Successful diagnostics, pharmaceuticals, and medical devices depend on rigorous testing. As we mentioned in the previous section, under capitalism this emerges without rights-violating regulation because safety standards are critical for a company’s reputation and long-term survival. Over time those standards become more efficient and shorten the time to market for new products. This means that companies can develop more new stuff for the same amount of money, which means more, better, and cheaper life-enhancing and life-saving products for healthcare providers to choose from, which benefits all of us.
2. Expand patent protection.
Over the past decades, patent protection for new pharmaceuticals, diagnostic tests, and medical devices has deteriorated primarily because of pressure from welfare-statist health-care systems around the world to allow cheaper generic drugs, tests, and devices onto the market.
Intellectual property rights, to which patents belong, is a complicated and continuously evolving field. What inventions qualify for patent protection, and how long it should be granted for different types of products, is constantly being discussed in academic and judicial circles. But it is relatively uncontested that less patent protection means that companies have less time to get a return on their investment in research, development, production, sales and marketing. Which in turn means that they are less willing to take on risks to develop new products.

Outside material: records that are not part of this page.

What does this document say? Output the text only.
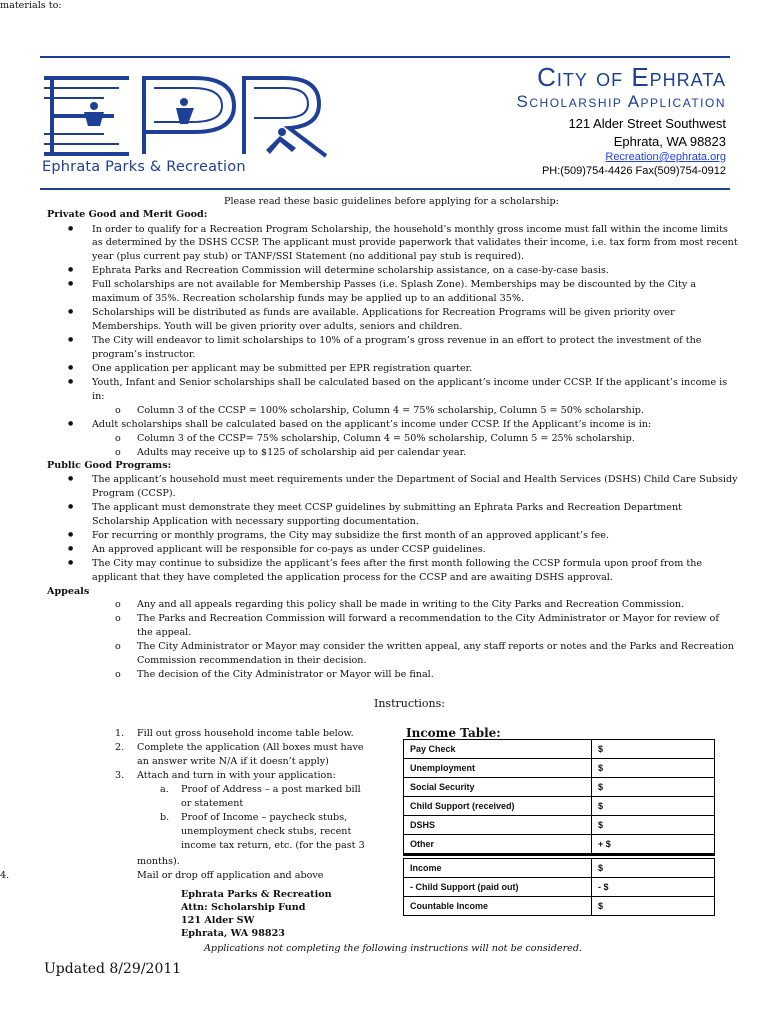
Ephrata Parks & Recreation
City of Ephrata
Scholarship Application
121 Alder Street Southwest
Ephrata, WA 98823
Recreation@ephrata.org
PH:(509)754-4426 Fax(509)754-0912
Please read these basic guidelines before applying for a scholarship:
Private Good and Merit Good:
In order to qualify for a Recreation Program Scholarship, the household’s monthly gross income must fall within the income limits
●
as determined by the DSHS CCSP. The applicant must provide paperwork that validates their income, i.e. tax form from most recent
year (plus current pay stub) or TANF/SSI Statement (no additional pay stub is required).
Ephrata Parks and Recreation Commission will determine scholarship assistance, on a case-by-case basis.
●
Full scholarships are not available for Membership Passes (i.e. Splash Zone). Memberships may be discounted by the City a
●
maximum of 35%. Recreation scholarship funds may be applied up to an additional 35%.
Scholarships will be distributed as funds are available. Applications for Recreation Programs will be given priority over
●
Memberships. Youth will be given priority over adults, seniors and children.
The City will endeavor to limit scholarships to 10% of a program’s gross revenue in an effort to protect the investment of the
●
program’s instructor.
One application per applicant may be submitted per EPR registration quarter.
●
Youth, Infant and Senior scholarships shall be calculated based on the applicant’s income under CCSP. If the applicant’s income is
●
in:
Column 3 of the CCSP = 100% scholarship, Column 4 = 75% scholarship, Column 5 = 50% scholarship.
o
Adult scholarships shall be calculated based on the applicant’s income under CCSP. If the Applicant’s income is in:
●
Column 3 of the CCSP= 75% scholarship, Column 4 = 50% scholarship, Column 5 = 25% scholarship.
o
Adults may receive up to $125 of scholarship aid per calendar year.
o
Public Good Programs:
The applicant’s household must meet requirements under the Department of Social and Health Services (DSHS) Child Care Subsidy
●
Program (CCSP).
The applicant must demonstrate they meet CCSP guidelines by submitting an Ephrata Parks and Recreation Department
●
Scholarship Application with necessary supporting documentation.
For recurring or monthly programs, the City may subsidize the first month of an approved applicant’s fee.
●
An approved applicant will be responsible for co-pays as under CCSP guidelines.
●
The City may continue to subsidize the applicant’s fees after the first month following the CCSP formula upon proof from the
●
applicant that they have completed the application process for the CCSP and are awaiting DSHS approval.
Appeals
Any and all appeals regarding this policy shall be made in writing to the City Parks and Recreation Commission.
o
The Parks and Recreation Commission will forward a recommendation to the City Administrator or Mayor for review of
o
the appeal.
The City Administrator or Mayor may consider the written appeal, any staff reports or notes and the Parks and Recreation
o
Commission recommendation in their decision.
The decision of the City Administrator or Mayor will be final.
o
Instructions:
1. Fill out gross household income table below.
2. Complete the application (All boxes must have
an answer write N/A if it doesn’t apply)
3. Attach and turn in with your application:
a. Proof of Address – a post marked bill
or statement
b. Proof of Income – paycheck stubs,
unemployment check stubs, recent
income tax return, etc. (for the past 3
months).
4.	Mail or drop off application and above
materials to:
Ephrata Parks & Recreation
Attn: Scholarship Fund
121 Alder SW
Ephrata, WA 98823
Income Table:
Pay Check	$
Unemployment	$
Social Security	$
Child Support (received)	$
DSHS	$
Other	+ $

Income	$
- Child Support (paid out)	- $
Countable Income	$
Applications not completing the following instructions will not be considered.
Updated 8/29/2011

For example, for every successful drug a pharmaceutical company launches, many others fail during development and trial. Without enough patent protection for the drugs that do make it to market, the company will not have time to make enough money to cover the research and development costs for both the successful drug and the drugs that didn’t make it and at the same time finance future drugs. As a result, fewer drugs are developed to the detriment of all of us.
One solution is to expand patent protection and let health insurance companies and healthcare providers negotiate pricing with pharmaceutical companies without government involvement. Yes, some high-demand drugs will be very expensive immediately after launch, but charitable efforts both by the pharmaceutical companies themselves and other organizations will cushion the blow for those without the means to buy them. The true cost of keeping drug prices artificially low is that many new drugs simply never make it to market. We should instead focus on the immense benefits that will result from the expanded pipeline of new drugs, many of them in the unimagined category, easing pain and speeding up both treatment and cures of innumerable diseases.
I might add to your excellent list: phase out all taxpayer-supported funding of medical research; turn over the Centers for Disease Control to private ownership by insurance companies; in other words, get government out of medicine, period.